李天泽手中的传国玉玺刚刚落下。
那方代表着至高皇权的重器,在龙案上砸出一声沉闷的巨响,尚未干透的朱红印泥,在殿内摇曳的烛光下,泛着一层妖异粘稠的血光。
他那句“朕,即是大周天子”的宣告,余音仿佛还在雕龙画凤的梁柱间回荡。
就在这时!
“杀——!”
殿外,一阵地动山摇的喊杀声猛然爆发,如同平地惊雷,瞬间撕裂了皇城死寂的夜幕。
紧接着,是更为清晰、裹挟着磅礴内力的狂吼。
“昏君无道!太子谋逆!本王奉旨清君侧!”
摄政王的声音!
那声音蕴含着无比的张狂与杀意,穿透了乾清宫厚重的宫墙,震得殿内琉璃灯盏嗡嗡作响,烛火狂跳。
火光!
冲天的火光瞬间映红了窗纱,将殿内每个人的脸都染上了一层血色。
摄政王与九门提督,终究是按捺不住了。
他们撕破了最后一张脸皮,在得知李天泽回宫的瞬间,便悍然发动兵变,率领五万叛军,强攻皇城!
龙榻之上。
本就油尽灯枯,仅凭一口气吊着的隆安帝,在听到那声震耳欲聋的“清君侧”时,本已涣散的双眼猛地一下瞪得滚圆!
那是他最信任的弟弟!
“荷……荷……”
他喉咙里发出破风箱般的可怖声响,浑浊的眼珠死死盯着殿门的方向,充满了无尽的震惊、愤怒与不甘。

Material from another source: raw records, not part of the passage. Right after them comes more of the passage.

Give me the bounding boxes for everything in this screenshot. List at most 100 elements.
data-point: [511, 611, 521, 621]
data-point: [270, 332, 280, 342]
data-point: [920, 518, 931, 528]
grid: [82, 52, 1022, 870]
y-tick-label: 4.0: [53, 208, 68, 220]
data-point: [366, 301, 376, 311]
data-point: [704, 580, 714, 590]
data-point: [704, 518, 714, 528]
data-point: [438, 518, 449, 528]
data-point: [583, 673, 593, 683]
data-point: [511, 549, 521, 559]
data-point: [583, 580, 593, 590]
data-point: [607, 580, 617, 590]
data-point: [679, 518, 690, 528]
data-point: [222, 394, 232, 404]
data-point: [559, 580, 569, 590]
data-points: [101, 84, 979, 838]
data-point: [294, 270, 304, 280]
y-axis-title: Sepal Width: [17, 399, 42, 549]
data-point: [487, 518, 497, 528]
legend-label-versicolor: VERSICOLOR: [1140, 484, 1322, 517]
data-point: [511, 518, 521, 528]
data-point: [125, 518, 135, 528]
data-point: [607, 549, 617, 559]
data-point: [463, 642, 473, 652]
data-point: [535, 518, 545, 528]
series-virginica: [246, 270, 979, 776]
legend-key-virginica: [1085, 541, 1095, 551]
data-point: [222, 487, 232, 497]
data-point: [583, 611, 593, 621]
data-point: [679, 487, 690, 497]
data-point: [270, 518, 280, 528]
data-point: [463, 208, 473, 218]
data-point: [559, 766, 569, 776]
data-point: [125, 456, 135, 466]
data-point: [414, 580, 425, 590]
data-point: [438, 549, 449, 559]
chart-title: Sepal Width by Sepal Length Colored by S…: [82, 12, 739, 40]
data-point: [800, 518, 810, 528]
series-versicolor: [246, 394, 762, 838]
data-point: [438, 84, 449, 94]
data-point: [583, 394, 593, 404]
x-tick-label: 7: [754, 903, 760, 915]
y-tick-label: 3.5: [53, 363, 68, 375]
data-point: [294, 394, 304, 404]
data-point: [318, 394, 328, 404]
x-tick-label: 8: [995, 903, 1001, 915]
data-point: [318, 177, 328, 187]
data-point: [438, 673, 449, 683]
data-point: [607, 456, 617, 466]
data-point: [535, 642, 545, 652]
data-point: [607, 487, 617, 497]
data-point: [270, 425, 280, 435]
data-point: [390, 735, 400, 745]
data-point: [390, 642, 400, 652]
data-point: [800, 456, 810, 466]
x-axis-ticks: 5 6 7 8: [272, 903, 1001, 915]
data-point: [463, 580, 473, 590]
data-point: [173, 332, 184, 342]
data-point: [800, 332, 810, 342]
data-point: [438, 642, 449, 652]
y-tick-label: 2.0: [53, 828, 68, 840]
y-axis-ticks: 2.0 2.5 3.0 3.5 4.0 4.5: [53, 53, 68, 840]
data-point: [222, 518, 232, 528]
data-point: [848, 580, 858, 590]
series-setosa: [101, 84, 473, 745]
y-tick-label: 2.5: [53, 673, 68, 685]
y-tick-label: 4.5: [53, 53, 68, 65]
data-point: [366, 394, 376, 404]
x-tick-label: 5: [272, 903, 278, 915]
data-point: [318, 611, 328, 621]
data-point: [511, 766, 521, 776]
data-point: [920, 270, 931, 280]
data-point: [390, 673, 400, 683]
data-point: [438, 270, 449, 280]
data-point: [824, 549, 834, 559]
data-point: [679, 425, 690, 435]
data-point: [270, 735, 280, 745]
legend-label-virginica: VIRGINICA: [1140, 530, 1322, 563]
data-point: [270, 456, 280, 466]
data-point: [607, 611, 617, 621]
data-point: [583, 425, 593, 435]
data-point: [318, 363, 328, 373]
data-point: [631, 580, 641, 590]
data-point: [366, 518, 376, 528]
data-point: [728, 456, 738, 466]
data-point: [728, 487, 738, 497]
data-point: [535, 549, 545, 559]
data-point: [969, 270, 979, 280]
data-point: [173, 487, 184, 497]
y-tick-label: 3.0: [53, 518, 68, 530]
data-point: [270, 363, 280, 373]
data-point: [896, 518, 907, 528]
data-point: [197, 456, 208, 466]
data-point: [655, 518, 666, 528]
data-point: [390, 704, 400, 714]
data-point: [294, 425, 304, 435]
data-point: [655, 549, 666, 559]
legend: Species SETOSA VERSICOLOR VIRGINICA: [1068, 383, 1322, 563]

一口黑血,猛地从他口中喷涌而出,溅满了明黄色的龙被。
他枯瘦的身体剧烈地抽搐了一下,双腿猛然一蹬。
头,无力地歪向一侧。
这位大周天子,彻底撒手人寰。
“皇上……驾崩了!”
一名伺候在旁的老太监,嗓音因极度的恐惧而变得尖锐刺耳,几乎要划破人的耳膜。
他的声音刚起。
一道黑影闪过,一名西厂番子面无表情地抬手,一记掌刀精准地劈在他的后颈。
老太监闷哼一声,软软地瘫倒在地,再无声息。
死寂。
殿内,那些被强行召集而来,本就心惊胆战的文武大臣们,此刻彻底崩溃了。
喊杀声是地狱的战鼓。
皇帝的暴毙是压垮骆驼的最后一根稻草。
“完了……全完了……”
一名体胖的户部侍郎双腿一软,直接瘫坐在地,脸色惨白如纸。
更有甚者,一股刺鼻的尿骚味在庄严肃穆的大殿内迅速弥漫开来,一名上了年纪的言官,竟被活活吓到失禁。
他们颤抖着,绝望地看着那扇紧闭的殿门。
那扇门外,是五万如狼似虎的叛军。
那扇门,在他们眼中,已是通往黄泉的入口。
“慌什么!”
一声厉喝,如同一柄重锤,狠狠砸在所有人的心头,瞬间压下了所有的嘈杂与呜咽。
李天泽。
他依旧站在龙案之后,身着那件染血的素衣,面容冷硬如万载不化的玄冰。
那双深不见底的眼眸里,没有半分惊慌,只有一片足以冻结灵魂的漠然。
他缓缓迈步,走下御阶,在无数双惊恐、绝望、骇然的目光注视下,一步一步,走到了那张象征着天下最高权力的龙椅前。
然后,他拂袖,坐下。
周身散发出的那股冰冷、霸道、睥睨天下的帝王威压,让整个大殿的温度都仿佛骤降了数分。
他的眼神,根本不是在看一群即将破城而入的叛军。
那眼神,分明是在看一群已经写上了死亡名册的死人。
“陛下!”
终于,一位须发皆白的老臣,国子监祭酒,连滚带爬地跪了出来,老泪纵横,向着龙椅上的新皇哭谏。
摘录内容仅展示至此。